Maybe this explanation is more hindsight than foresight.
Google did Android because a few reasons, lets point out the obvious ones:
1. Like article mentioned, avoid monopoly by Apple.
2. A phone is the best device to collect your data, not just the browser level but it's operating system level. When you drive, no matter if you are using google map or not, they will send your GPS data to their server, whether it is anonymous or not.
There was never going to be a monopoly by Apple. The average price of an iPhone is $700-$800. The average price of an Android is $250. Apple would have never priced its phone low enough to appeal to the mass market.
They publicly said in interviews when Android was initially bought, that they were doing mobile so that people could do Google searches literally everywhere, so they could have ad revenue when people were away from their computers. They were very open about it at the time. "Google search in your pocket".
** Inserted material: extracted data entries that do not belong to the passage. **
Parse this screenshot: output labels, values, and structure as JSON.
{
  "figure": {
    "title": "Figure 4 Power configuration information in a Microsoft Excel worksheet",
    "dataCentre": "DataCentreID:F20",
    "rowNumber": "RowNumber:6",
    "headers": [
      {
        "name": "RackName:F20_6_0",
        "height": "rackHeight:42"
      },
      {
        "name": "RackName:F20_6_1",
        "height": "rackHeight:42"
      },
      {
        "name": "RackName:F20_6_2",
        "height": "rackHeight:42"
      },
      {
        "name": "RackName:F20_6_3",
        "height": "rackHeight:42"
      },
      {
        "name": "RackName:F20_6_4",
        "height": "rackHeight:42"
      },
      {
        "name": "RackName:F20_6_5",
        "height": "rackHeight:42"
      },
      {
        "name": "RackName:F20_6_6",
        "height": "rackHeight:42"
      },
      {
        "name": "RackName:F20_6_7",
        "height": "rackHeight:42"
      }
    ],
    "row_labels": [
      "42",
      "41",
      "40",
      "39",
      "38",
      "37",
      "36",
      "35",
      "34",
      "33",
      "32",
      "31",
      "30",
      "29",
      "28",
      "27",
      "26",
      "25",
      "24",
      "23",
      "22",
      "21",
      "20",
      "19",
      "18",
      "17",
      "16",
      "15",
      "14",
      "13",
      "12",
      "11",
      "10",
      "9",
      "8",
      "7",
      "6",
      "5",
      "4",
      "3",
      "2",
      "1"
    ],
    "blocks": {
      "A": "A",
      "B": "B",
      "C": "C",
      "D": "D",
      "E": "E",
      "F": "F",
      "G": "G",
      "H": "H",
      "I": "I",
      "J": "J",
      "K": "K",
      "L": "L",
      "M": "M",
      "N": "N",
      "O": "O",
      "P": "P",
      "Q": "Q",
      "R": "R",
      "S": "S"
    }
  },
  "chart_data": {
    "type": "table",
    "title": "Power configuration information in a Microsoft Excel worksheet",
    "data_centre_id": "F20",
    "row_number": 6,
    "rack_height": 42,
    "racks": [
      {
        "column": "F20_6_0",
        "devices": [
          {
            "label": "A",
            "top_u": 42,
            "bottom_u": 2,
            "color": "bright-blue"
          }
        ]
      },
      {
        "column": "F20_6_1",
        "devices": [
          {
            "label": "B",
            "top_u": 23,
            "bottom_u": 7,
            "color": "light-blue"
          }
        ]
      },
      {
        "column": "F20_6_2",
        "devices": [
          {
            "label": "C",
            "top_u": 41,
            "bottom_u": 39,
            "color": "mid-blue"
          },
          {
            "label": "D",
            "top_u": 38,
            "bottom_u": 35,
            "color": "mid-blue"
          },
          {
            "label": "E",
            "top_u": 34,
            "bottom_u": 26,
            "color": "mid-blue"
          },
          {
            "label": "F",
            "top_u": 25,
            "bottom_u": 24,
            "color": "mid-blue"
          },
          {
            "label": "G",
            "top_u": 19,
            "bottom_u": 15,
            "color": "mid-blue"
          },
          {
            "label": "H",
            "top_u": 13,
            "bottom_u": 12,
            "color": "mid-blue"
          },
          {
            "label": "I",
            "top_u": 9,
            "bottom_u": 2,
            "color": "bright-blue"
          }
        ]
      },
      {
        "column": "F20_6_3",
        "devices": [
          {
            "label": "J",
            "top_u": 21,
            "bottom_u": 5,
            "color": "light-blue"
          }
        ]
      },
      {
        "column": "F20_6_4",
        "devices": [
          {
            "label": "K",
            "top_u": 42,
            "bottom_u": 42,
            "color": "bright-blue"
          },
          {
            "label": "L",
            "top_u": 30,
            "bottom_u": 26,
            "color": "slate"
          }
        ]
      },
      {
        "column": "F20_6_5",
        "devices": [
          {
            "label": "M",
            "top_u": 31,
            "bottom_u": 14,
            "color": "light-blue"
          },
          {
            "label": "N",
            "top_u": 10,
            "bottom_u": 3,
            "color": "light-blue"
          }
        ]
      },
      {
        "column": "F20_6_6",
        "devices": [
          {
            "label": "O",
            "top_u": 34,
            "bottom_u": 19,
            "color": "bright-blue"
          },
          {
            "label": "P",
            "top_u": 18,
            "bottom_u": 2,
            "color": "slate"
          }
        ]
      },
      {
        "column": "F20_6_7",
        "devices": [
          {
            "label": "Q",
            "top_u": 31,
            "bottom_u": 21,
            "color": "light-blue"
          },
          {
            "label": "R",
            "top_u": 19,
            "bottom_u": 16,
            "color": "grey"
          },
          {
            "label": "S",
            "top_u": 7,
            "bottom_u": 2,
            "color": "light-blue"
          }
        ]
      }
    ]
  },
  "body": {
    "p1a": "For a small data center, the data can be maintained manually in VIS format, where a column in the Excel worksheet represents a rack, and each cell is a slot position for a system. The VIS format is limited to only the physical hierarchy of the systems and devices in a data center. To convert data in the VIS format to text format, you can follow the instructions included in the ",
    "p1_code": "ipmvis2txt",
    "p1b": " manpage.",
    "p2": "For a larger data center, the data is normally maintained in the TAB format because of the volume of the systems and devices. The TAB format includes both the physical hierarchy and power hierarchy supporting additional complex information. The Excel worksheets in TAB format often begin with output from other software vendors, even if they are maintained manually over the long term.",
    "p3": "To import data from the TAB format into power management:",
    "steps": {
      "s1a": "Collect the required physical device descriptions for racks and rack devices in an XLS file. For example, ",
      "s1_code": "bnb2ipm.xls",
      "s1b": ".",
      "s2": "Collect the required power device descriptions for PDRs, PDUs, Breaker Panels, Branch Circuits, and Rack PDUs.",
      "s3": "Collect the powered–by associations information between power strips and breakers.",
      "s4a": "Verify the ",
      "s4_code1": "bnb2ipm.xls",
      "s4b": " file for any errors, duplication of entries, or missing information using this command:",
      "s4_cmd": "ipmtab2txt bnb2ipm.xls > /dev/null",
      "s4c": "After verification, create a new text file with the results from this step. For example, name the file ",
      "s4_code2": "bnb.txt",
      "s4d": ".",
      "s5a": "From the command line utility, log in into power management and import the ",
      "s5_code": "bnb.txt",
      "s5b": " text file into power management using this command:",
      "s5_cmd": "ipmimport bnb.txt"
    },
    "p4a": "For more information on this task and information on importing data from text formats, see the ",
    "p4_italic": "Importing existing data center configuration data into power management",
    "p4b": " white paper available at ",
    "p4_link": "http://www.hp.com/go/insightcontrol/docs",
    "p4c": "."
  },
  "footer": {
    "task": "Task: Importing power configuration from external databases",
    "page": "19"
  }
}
Why? The article gives convincing reasons that an iPhone monopoly was a threat (because Apple could gatekeep everyone's mobile experience) but those don't apply to cloud services. If Amazon and Microsoft had a monopoly on cloud services, how would that hurt Google's core businesses?
Because of scales of industry. They have to keep investing into their own data centers to keep their services (Google, YouTube etc.) competitive. Because Amazon has the largest cloud business they can afford to spend the most on theirs. Half the reason Google search is so hard to compete with is because of their investment into those data centers. YouTube has also long been the fastest most reliable video hosting site which makes it attractive to viewers and publishers thanks largely to Google investments in CDNs. Also, right now much of the features of things like Google Assistant, Lens and Translate rely on powerful server infrastructure.
If anyone has an edge on them in the cloud they can possibly come out with competitive offerings to theirs similar to how companies using TSMC has done to Intel.
Google's infrastructure is a cloud, the only thing a competitor needs is the software / services to replace Google. And a lot of them are already there, being recreated.
That's why they want in, because Google & co. could easily become the next television.. Its still there, but most people don't care about it any more because of a shift in technology and the way people use the internet.
In 5 - 10 years cloud might be much more important. Besides, Google has to get away from relying on advertising as fast as possible, because of looming regulation.
If you look at the finances from last earnings call, most of the income for Google is still Ads, and even though Google Cloud is showing growth, I would be interested to see the real Infrastructure and human investment vs revenue. Either way Cloud business is so huge that Google don't need to be 1st or 2nd, just need to be there and Ads will continue fueling their other ventures
Not in terms of revenue that YouTube or Play generate, but in terms of YouTube / Play being a customers of GCP, themselves. In the sense that Amazon are one of the biggest AWS customers.
> in terms of YouTube / Play being a customers of GCP, themselves
I don't believe that's a true characterization; not any more correct than considering Search to be a GCP customer. Not true technically nor in terms of revenue booked. A more accurate description would be GCP and YouTube both are built on top of common Google infrastructure (Borg, storage, networking, monorepo/dev infra, etc.)
No idea how true is the latter either, Amazon being an AWS customer.
It isn’t. I listened to a podcast episode of “screaming in the cloud” where a GCP engineer said that only a few internal Google tools are hosted on GCP.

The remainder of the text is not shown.